La confusion, on ne peut pas dire qu’elle manque à l’appel dans Congorama. Elle se présente dès la première seconde ; sans ne donner aucun repère spatial ou temporel, le film commence sur la mention « deux ans plus tôt », laissant aussitôt le spectateur abasourdi . Mais pensons d’abord au titre. Que désigne-t-il. Il s’agit en fait d’un jeu de mot référant à conforama, qui évoque le confort chez soi. Congorama est aussi le titre d’un roman qui raconte l’histoire d’un voyage au Congo, pays ayant du mal à se définir parce qu’investi de colonies françaises et belges. Confort chez soi disais-je ? Quel chez soi ? L’histoire proposée est celle d’un ingénieur belge, marié à une congolaise, apprenant à l’âge de 40 ans qu’il a été adopté et qu’il est véritablement né au Québec. Il saisit l’occasion d’un voyage d’affaires à Montréal pour partir à la recherche de ses origines. La nature même de cette histoire ramène aussitôt à un thème récurent de la littérature québécoise post-moderne, celui de la quête identitaire. En observant de plus près, on se rend vite compte que cette quête ne touche pas que le récit de Congorama mais affecte aussi la plupart des personnages de cette confusion entourant leurs origines. Plus précisément, leurs origines paternelles. L’un cherche à connaître son père véritable. L’autre se demande pourquoi la peau de papa n’est-elle pas de la même couleur que la sienne. Qui suis-je, d’où viens-je, voilà les questions qu’aborde Congorama. Et s’il y avait là un discours nationaliste ? Après tout, la Belgique et le Congo ne sont certainement pas des choix délibérés de mise en scène. Ils sont des pays dont le conflit politique est, à l’instar du Québec, basé sur des questions de division linguistique et territoriale. Ils sont des pays à la recherche de leur identité véritable. Il y a pour ainsi dire, dans Congorama, une homogénéisation thématique qui transparaît aussi dans la forme.

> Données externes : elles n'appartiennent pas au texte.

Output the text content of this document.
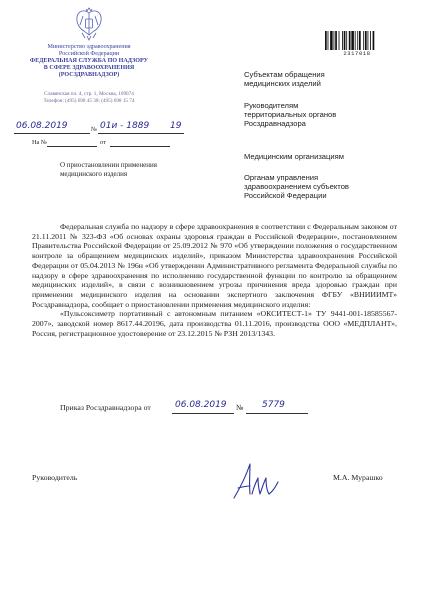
Министерство здравоохранения
Российской Федерации
ФЕДЕРАЛЬНАЯ СЛУЖБА ПО НАДЗОРУ
В СФЕРЕ ЗДРАВООХРАНЕНИЯ
(РОСЗДРАВНАДЗОР)
Славянская пл. 4, стр. 1, Москва, 109074
Телефон: (495) 698 45 38; (495) 698 15 74
06.08.2019	№ 01и - 1889 19
На №	от
О приостановлении применения
медицинского изделия
2317018
Субъектам обращения
медицинских изделий
Руководителям
территориальных органов
Росздравнадзора
Медицинским организациям
Органам управления
здравоохранением субъектов
Российской Федерации

Федеральная служба по надзору в сфере здравоохранения в соответствии с Федеральным законом от 21.11.2011 № 323-ФЗ «Об основах охраны здоровья граждан в Российской Федерации», постановлением Правительства Российской Федерации от 25.09.2012 № 970 «Об утверждении положения о государственном контроле за обращением медицинских изделий», приказом Министерства здравоохранения Российской Федерации от 05.04.2013 № 196н «Об утверждении Административного регламента Федеральной службы по надзору в сфере здравоохранения по исполнению государственной функции по контролю за обращением медицинских изделий», в связи с возникновением угрозы причинения вреда здоровью граждан при применении медицинского изделия на основании экспертного заключения ФГБУ «ВНИИИМТ» Росздравнадзора, сообщает о приостановлении применения медицинского изделия:

«Пульсоксиметр портативный с автономным питанием «ОКСИТЕСТ-1» ТУ 9441-001-18585567-2007», заводской номер 8617.44.20196, дата производства 01.11.2016, производства ООО «МЕДПЛАНТ», Россия, регистрационное удостоверение от 23.12.2015 № РЗН 2013/1343.

Приказ Росздравнадзора от	06.08.2019 № 5779
Руководитель	М.А. Мурашко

En effet, certains choix formels viennent renforcer cette idée de confusion omniprésente. Les magnifiques images d’André Turpin, qui assure la direction photo, ont pour récurrence de concentrer la mise au point sur les personnages qui se détachent ainsi d’un arrière plan flou. Cette tendance semble appuyer le fait que ces individus qui nous sont présentés sont sans points de repères, tout comme le spectateur qui n’arrive pas toujours à bien les situer dans l’espace. Confusion aussi dans la forme plus ou moins linéaire du film. Sur ce point, Falardeau se dit inspiré d’un film de Woody Allen, Match Point, qui se divise en deux parties distinctes. Les événements de la première partie semblent brouillés mais prennent tout leur sens dans la seconde, qui restitue le casse tête. Congorama reprend cette idée de construction en plusieurs parties qui se complètent mutuellement par l’entremise du même récit vécu par deux personnages différents. Il ajoute enfin une troisième partie qui présente le bout de chemin que ces deux protagonistes devront inévitablement parcourir ensemble et propose un discours sur la coopération.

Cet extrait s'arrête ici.